The “Government Process Re-engineering” (GPR) enhances operational efficiency in administration and service delivery. The knowledge of GPR enables government personnel to improve government functioning through
- Improved citizen focus and experience,
- Minimized process complexity, cost and service delivery time
- Increased transparency levels,
- Reduced administrative burden,
- Adoption of best practices
It is also important to get employee and customer feedback, to understand what is the real requirement of the system and its greatest priority.
Successful GPR requirement
- Innovativeness – Innovative thinking and coming up with solutions rather than replicating the manual system should be focused
- Transformational – It should bring about a drastic improvement in the quality of services provided
- Rational data requirements – Sometimes information needed is rarely used. Hence, justifiable data should be asked.
- Usage of existing data efficiently – Sometimes information asked, is already available with the Government like Date of birth which can be done away with.
- Differentiate between a government rule and procedure – Some procedures can be completely revamped through the use of IT. Like date of birth document are not needed if the access to birth data is provided to the concerned officials requiring this proof.
Stages of GPR – GPR consist of various stages and whose first step, is the identification and statement of the problem in the current process scenario. This is followed by the definition of the vision and objectives of GPR. Before setting out on process re-engineering, the existing processes should be studied and documented.

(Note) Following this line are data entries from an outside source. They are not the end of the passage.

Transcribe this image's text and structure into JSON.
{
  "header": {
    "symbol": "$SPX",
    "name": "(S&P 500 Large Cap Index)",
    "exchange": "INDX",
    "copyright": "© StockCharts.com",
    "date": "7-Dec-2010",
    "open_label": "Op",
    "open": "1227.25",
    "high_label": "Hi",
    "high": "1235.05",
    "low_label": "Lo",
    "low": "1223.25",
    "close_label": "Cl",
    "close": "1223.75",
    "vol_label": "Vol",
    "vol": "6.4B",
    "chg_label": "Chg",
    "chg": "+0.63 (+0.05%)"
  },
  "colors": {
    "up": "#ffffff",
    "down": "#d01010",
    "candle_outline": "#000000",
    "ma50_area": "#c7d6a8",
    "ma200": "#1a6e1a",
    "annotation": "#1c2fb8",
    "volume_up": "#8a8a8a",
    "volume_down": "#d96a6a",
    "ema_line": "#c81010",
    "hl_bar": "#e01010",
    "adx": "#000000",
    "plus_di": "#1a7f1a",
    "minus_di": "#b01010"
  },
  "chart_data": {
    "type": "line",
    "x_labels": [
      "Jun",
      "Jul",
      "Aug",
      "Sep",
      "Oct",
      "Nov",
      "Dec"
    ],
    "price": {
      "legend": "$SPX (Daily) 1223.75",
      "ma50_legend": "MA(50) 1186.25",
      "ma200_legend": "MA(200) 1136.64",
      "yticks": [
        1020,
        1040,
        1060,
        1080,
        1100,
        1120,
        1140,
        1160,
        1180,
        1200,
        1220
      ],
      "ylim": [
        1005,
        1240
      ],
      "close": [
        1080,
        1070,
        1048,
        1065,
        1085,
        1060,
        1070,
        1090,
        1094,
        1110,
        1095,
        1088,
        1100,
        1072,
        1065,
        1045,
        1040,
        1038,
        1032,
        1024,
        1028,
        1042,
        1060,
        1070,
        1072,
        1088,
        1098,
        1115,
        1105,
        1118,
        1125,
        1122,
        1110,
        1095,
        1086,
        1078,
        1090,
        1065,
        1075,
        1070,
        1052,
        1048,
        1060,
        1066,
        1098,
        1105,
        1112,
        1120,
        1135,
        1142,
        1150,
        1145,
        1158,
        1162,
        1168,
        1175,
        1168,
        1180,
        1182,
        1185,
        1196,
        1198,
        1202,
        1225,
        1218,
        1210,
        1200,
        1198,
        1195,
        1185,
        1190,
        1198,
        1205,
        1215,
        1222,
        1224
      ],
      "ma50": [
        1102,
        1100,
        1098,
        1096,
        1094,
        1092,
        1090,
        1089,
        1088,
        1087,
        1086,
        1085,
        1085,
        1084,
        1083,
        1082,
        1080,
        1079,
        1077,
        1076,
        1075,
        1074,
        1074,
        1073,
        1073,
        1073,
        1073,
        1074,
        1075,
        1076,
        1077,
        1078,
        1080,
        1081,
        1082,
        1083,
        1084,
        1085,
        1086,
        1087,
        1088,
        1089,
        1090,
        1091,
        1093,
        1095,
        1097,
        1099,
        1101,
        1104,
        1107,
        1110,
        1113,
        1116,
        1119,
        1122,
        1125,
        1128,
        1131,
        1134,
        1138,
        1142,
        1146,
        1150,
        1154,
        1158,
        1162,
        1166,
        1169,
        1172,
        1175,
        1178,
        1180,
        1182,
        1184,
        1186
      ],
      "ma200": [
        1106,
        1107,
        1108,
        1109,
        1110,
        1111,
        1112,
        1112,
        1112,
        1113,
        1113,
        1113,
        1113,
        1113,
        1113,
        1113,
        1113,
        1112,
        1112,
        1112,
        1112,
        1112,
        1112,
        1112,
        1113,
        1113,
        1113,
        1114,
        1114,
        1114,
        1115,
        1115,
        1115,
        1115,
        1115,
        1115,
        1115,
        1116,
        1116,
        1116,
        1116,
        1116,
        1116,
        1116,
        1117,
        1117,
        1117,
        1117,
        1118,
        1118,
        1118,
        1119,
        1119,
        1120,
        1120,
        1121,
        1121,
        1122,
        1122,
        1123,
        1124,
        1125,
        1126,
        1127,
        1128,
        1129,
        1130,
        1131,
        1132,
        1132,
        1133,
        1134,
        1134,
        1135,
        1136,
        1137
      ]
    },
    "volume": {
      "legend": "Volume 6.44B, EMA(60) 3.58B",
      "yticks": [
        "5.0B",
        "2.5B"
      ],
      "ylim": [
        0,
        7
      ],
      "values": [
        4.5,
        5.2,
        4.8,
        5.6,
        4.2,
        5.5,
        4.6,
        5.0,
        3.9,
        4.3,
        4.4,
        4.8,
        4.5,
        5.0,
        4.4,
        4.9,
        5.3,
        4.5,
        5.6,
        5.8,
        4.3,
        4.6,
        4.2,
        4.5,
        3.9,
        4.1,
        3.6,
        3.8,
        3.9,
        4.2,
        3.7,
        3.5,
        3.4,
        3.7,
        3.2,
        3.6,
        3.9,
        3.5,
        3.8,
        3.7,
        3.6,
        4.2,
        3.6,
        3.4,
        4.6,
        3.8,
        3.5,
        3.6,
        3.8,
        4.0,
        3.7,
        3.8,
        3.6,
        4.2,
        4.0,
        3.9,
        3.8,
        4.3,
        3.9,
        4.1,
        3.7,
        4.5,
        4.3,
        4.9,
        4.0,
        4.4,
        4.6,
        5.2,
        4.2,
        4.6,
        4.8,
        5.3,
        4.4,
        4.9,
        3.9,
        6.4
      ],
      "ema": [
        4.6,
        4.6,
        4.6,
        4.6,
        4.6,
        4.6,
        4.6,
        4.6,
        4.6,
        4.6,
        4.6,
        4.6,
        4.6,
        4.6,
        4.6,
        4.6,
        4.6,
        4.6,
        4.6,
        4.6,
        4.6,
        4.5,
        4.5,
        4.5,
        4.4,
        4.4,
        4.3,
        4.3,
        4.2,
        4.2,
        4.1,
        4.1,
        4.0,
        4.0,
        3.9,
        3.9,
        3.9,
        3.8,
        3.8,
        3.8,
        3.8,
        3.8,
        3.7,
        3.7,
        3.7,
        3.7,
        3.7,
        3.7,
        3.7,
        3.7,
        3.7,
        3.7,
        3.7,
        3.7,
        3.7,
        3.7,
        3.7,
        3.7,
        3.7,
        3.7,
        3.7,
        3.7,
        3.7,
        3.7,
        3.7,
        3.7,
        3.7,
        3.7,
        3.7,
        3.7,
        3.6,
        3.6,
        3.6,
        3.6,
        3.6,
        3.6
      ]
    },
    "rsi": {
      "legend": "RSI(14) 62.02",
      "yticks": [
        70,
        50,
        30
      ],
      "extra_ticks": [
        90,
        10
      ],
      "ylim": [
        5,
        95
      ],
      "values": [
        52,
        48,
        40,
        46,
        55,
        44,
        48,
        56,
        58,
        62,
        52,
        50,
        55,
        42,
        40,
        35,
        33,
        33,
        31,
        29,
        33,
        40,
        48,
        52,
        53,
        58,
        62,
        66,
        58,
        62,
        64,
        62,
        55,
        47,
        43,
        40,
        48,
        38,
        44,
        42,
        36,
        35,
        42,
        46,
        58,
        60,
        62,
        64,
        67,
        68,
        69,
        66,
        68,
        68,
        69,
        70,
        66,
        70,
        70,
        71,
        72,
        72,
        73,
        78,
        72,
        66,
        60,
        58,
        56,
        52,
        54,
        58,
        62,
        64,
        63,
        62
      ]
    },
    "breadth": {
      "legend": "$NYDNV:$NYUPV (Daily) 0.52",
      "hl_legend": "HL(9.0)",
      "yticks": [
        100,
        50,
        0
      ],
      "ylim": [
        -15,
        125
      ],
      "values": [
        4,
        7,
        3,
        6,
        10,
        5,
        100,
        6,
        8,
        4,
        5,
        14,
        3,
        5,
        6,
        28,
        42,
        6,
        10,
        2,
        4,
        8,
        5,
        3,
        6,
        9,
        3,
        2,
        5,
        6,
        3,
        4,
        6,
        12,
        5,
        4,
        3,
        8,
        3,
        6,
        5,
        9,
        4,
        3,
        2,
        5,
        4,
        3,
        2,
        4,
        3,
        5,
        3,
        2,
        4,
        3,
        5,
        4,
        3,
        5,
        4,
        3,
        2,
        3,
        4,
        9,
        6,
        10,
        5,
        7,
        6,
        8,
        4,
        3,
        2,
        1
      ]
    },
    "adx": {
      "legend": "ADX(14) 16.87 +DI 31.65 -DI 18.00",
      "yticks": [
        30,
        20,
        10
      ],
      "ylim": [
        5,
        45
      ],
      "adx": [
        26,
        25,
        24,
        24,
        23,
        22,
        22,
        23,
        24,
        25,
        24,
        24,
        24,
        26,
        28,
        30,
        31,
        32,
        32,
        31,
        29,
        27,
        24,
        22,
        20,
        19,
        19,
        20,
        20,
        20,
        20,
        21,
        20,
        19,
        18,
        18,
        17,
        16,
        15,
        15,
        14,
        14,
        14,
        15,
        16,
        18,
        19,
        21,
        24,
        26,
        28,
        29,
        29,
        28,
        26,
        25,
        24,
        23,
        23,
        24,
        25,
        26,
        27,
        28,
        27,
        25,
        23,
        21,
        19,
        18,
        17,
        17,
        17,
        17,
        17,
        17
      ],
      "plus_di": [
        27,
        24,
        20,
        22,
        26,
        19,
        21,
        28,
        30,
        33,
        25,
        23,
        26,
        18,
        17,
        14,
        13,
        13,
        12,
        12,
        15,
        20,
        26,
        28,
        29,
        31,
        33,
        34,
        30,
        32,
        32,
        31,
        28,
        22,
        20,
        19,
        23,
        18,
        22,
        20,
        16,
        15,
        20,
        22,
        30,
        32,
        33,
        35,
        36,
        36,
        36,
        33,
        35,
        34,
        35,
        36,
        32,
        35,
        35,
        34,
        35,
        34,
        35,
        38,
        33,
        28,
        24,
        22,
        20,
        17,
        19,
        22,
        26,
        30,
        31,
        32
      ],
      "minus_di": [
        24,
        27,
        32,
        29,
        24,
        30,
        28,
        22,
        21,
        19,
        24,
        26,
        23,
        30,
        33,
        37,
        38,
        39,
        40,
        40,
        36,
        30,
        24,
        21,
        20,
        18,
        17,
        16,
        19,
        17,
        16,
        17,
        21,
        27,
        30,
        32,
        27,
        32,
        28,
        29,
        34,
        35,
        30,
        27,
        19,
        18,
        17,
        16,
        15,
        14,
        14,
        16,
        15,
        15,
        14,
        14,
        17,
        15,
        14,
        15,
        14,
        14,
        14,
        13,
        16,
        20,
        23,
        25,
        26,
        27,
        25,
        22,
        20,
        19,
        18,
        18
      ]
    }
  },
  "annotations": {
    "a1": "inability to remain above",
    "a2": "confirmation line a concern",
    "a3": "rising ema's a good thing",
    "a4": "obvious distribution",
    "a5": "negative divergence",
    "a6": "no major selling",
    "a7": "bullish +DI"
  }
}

During this phase, data is also collected from the different processes, to understand the processes better and to obtain baseline metrics.
The processes thus documented are analyzed using various tools and methodologies, to identify improvement opportunities. This will include identification of value adding / non value adding activities, process complexity and process metrics. During the re-engineering phase, the new processes are designed based on the process re-design drivers. This may involve rework, redesign, outsourcing or replacing of processes / sub processes. The new processes thus defined are implemented, with IT enablement (in most cases). The implementation phase may require changes in the legal framework governing the processes, and change management efforts to smoothen the roll-out.
Important Aspects of Reengineering Process
Experts the skills and knowledge of the process and reengineering should be appointed and consulted about the findings and then the scope and expectations should be clearly described.
- Executive support, sponsorship and required resources should be also be ensured.
- Observation regarding both internal and external environmental forces need to be taken.
- The plan of action should be documented in a charter with clearly defined scope, expectations, measures of success and estimated resource requirements.
- Define an ideal process and develop alternatives and use process benchmarking to find the best practices currently employed by others.
- Communicate recommended plans to all stakeholders and sponsors.
- Update with the improvements anticipated within the project’s goals and objectives.
- Communicate the results and revise goals and objectives.